Segment wise, portable audio product revenues (86% of total revenues) came in at $207.1 million, down 21% year over year. Non-portable audio and other products (14%) decreased 17.5% to $33.3 million.
Per the management, the company significantly expanded its penetration in the Android market. Cirrus Logic gained a second customer, which contributed more than 10% to revenues in the fourth quarter, backed by acceleration in sales of boosted amplifiers. The company is also gaining momentum from haptic driver product line as it forays into the adjacent markets beyond audio and voice.
Cirrus Logic’s largest customer, apparently Apple, accounted for 66% of sales for the reported quarter. Another one delivered 15% of sales.
Non-GAAP gross profit was $124.9 million, which declined 18.4% on a year-over-year basis. Gross margin, however, grew 150 basis points (bps) to 52%.
Cirrus Logic’s non-GAAP operating expenses fell 3.6% to $103 million owing to cut in the discretionary spending and deferring expenses.
Non-GAAP operating income of $22 million slumped 52.5%. Moreover, non-GAAP operating margin contracted 600 bps from the year-ago quarter to 9%.
Balance Sheet and Cash Flow
The company exited the quarter with cash and cash equivalents of $216.1 million compared with $219.3 million at the end of the earlier reported quarter.
Accounts receivables were $120.7 million compared with $142.1 million in the last reported quarter. Notably, the company did not have any long-term debt during the quarter under review.
The company repurchased 258K shares worth $10 million during the quarter under discussion. As of Mar 30, 2019, it has $240 million remaining under share repurchase authorization.
The company expects first-quarter fiscal 2020 revenues between $200 million and $240 million.
Its growing share in the Android market and new product development activities are expected to be key drivers in the long run. The company’s strong product portfolio comprising audio, voice and other adjacent markets, such as haptics is a positive.

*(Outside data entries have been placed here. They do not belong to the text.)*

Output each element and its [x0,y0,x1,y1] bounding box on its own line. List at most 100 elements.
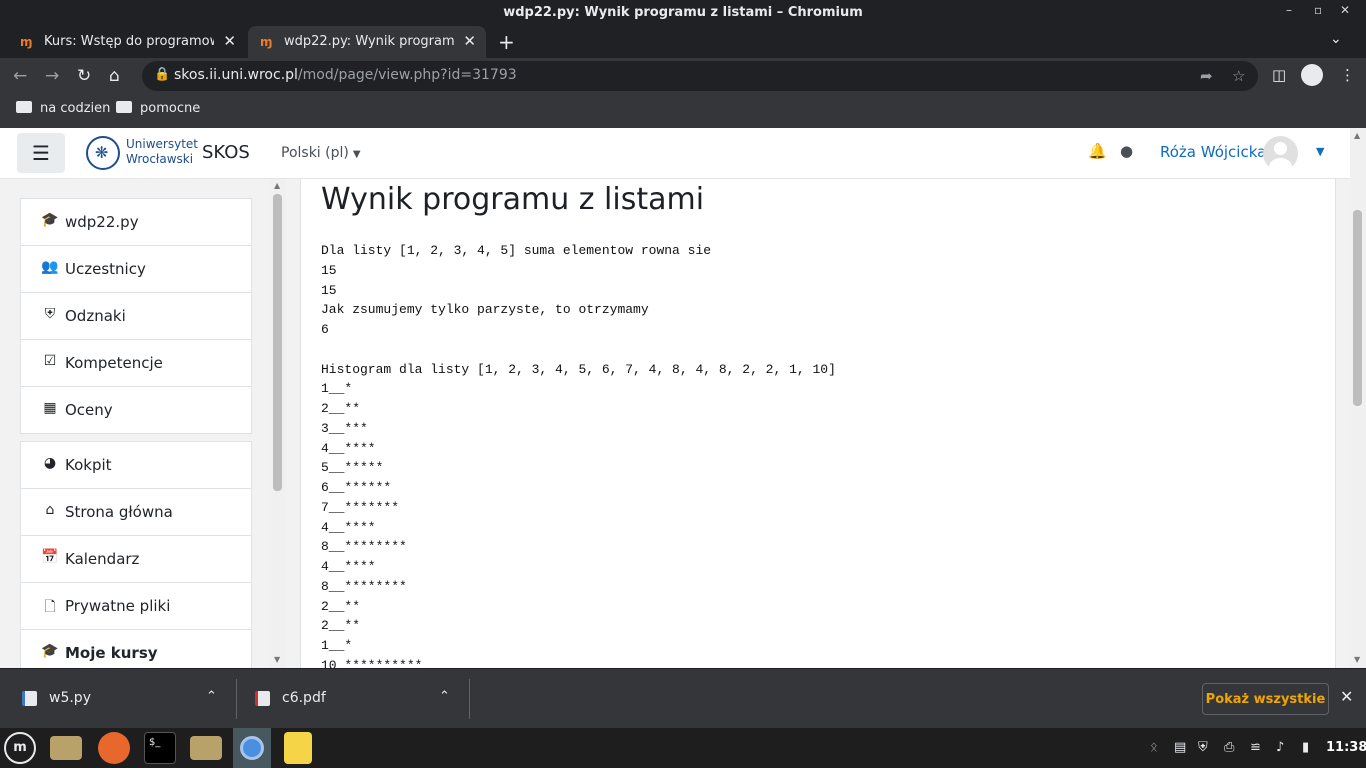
star-icon[interactable]: ☆ [1232,67,1245,85]
main-content: Wynik programu z listami Dla listy [1, 2… [300,179,1336,668]
bookmarks-bar: na codzien pomocne [0,94,1366,129]
close-window-icon[interactable]: ✕ [1340,3,1350,17]
output-line: 8__******** [321,578,407,594]
nav-item-private-files[interactable]: 🗋 Prywatne pliki [21,583,251,630]
output-line: 6 [321,322,329,337]
wifi-icon[interactable]: ≌ [1250,740,1261,755]
tab-kurs[interactable]: ɱ Kurs: Wstęp do programowani ✕ [8,26,246,58]
output-line: 4__**** [321,559,376,574]
course-navigation: 🎓 wdp22.py 👥 Uczestnicy ⛨ Odznaki ☑ Kompeten… [20,198,252,434]
sidebar-scrollbar[interactable]: ▲ ▼ [270,179,286,668]
file-icon: 🗋 [44,599,56,615]
battery-icon[interactable]: ▮ [1302,740,1309,755]
home-icon[interactable]: ⌂ [109,66,120,86]
university-logo-text[interactable]: Uniwersytet Wrocławski [126,137,198,167]
dashboard-icon: ◕ [43,455,57,471]
download-item-c6[interactable]: c6.pdf ⌃ [233,669,469,729]
university-logo-icon[interactable]: ❋ [86,136,120,170]
address-bar[interactable]: 🔒 skos.ii.uni.wroc.pl/mod/page/view.php?… [142,61,1258,91]
clipboard-icon[interactable]: ▤ [1174,740,1186,755]
window-title-bar: wdp22.py: Wynik programu z listami – Chr… [0,0,1366,26]
folder-icon [16,101,32,113]
moodle-favicon-icon: ɱ [20,35,33,49]
bookmark-folder-na-codzien[interactable]: na codzien [16,101,110,116]
moodle-favicon-icon: ɱ [260,35,273,49]
output-line: 10_********** [321,657,423,668]
profile-icon[interactable] [1301,64,1323,86]
avatar[interactable] [1263,136,1298,171]
download-item-w5[interactable]: w5.py ⌃ [0,669,236,729]
scroll-up-icon[interactable]: ▲ [274,181,280,190]
site-navigation: ◕ Kokpit ⌂ Strona główna 📅 Kalendarz 🗋 Prywa… [20,441,252,677]
taskbar: m $_ ᛟ ▤ ⛨ ⎙ ≌ ♪ ▮ 11:38 [0,728,1366,768]
bell-icon[interactable]: 🔔 [1088,142,1107,160]
show-all-downloads-button[interactable]: Pokaż wszystkie [1202,683,1329,715]
user-menu-caret-icon[interactable]: ▼ [1316,145,1324,158]
nav-item-calendar[interactable]: 📅 Kalendarz [21,536,251,583]
nav-item-competencies[interactable]: ☑ Kompetencje [21,340,251,387]
share-icon[interactable]: ➦ [1200,67,1213,85]
bookmark-folder-pomocne[interactable]: pomocne [116,101,200,116]
chromium-active-icon[interactable] [233,728,271,768]
program-output: Dla listy [1, 2, 3, 4, 5] suma elementow… [321,241,836,668]
scroll-up-icon[interactable]: ▲ [1354,131,1360,140]
forward-arrow-icon[interactable]: → [45,66,59,86]
output-line: 6__****** [321,480,392,495]
show-desktop-icon[interactable] [50,736,82,760]
nav-item-badges[interactable]: ⛨ Odznaki [21,293,251,340]
close-tab-icon[interactable]: ✕ [223,32,236,50]
shield-icon[interactable]: ⛨ [1198,740,1208,755]
nav-item-participants[interactable]: 👥 Uczestnicy [21,246,251,293]
text-editor-icon[interactable] [284,732,312,764]
output-line: 4__**** [321,519,376,535]
close-icon[interactable]: ✕ [1340,687,1353,706]
tab-wynik[interactable]: ɱ wdp22.py: Wynik programu z li ✕ [248,26,486,58]
terminal-icon[interactable]: $_ [144,732,176,764]
divider [469,679,470,719]
menu-dots-icon[interactable]: ⋮ [1340,66,1355,84]
nav-item-dashboard[interactable]: ◕ Kokpit [21,442,251,489]
chevron-down-icon[interactable]: ⌄ [1330,31,1342,47]
page-scrollbar[interactable]: ▲ ▼ [1350,128,1366,668]
folder-icon [116,101,132,113]
output-line: 15 [321,282,337,298]
nav-item-course[interactable]: 🎓 wdp22.py [21,199,251,246]
printer-icon[interactable]: ⎙ [1224,740,1234,755]
new-tab-icon[interactable]: + [498,30,515,54]
output-line: 7__******* [321,499,400,515]
nav-item-grades[interactable]: ▦ Oceny [21,387,251,433]
files-icon[interactable] [190,736,222,760]
pdf-file-icon [255,691,270,706]
language-selector[interactable]: Polski (pl) ▼ [281,145,361,161]
scroll-down-icon[interactable]: ▼ [274,655,280,664]
checkbox-icon: ☑ [43,353,57,369]
scrollbar-thumb[interactable] [273,194,282,491]
output-line: Dla listy [1, 2, 3, 4, 5] suma elementow… [321,243,712,258]
clock: 11:38 [1326,740,1366,755]
sidebar-toggle-icon[interactable]: ◫ [1272,66,1286,84]
site-name[interactable]: SKOS [202,142,250,163]
chevron-up-icon[interactable]: ⌃ [206,689,217,704]
user-name[interactable]: Róża Wójcicka [1160,143,1266,161]
chevron-up-icon[interactable]: ⌃ [439,689,450,704]
volume-muted-icon[interactable]: ♪ [1276,740,1284,755]
nav-item-home[interactable]: ⌂ Strona główna [21,489,251,536]
shield-icon: ⛨ [44,306,56,322]
output-line: 8__******** [321,539,407,555]
scroll-down-icon[interactable]: ▼ [1354,655,1360,664]
output-line: 4__**** [321,440,376,456]
output-line: 15 [321,262,337,278]
minimize-icon[interactable]: – [1286,3,1292,17]
firefox-icon[interactable] [98,732,130,764]
scrollbar-thumb[interactable] [1353,210,1362,406]
mint-menu-icon[interactable]: m [4,732,36,764]
chat-icon[interactable]: ● [1120,142,1133,160]
reload-icon[interactable]: ↻ [77,66,91,86]
hamburger-menu-button[interactable]: ☰ [17,133,65,173]
caret-down-icon: ▼ [352,149,361,160]
bluetooth-icon[interactable]: ᛟ [1150,740,1158,755]
restore-icon[interactable]: ▫ [1314,3,1322,17]
back-arrow-icon[interactable]: ← [13,66,27,86]
close-tab-icon[interactable]: ✕ [463,32,476,50]
tab-strip: ɱ Kurs: Wstęp do programowani ✕ ɱ wdp22.… [0,26,1366,58]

Management is optimistic that rising demand for the complex analog and digital signal processing will drive the company’s long-term performance.
How Have Estimates Been Moving Since Then?
In the past month, investors have witnessed an upward trend in fresh estimates. The consensus estimate has shifted 63.33% due to these changes.
Currently, Cirrus Logic has an average Growth Score of C, however its Momentum Score is doing a bit better with a B. Charting a somewhat similar path, the stock was allocated a grade of A on the value side, putting it in the top quintile for this investment strategy.
Overall, the stock has an aggregate VGM Score of B. If you aren't focused on one strategy, this score is the one you should be interested in.
Estimates have been trending upward for the stock, and the magnitude of these revisions looks promising. It comes with little surprise Cirrus Logic has a Zacks Rank #1 (Strong Buy). We expect an above average return from the stock in the next few months.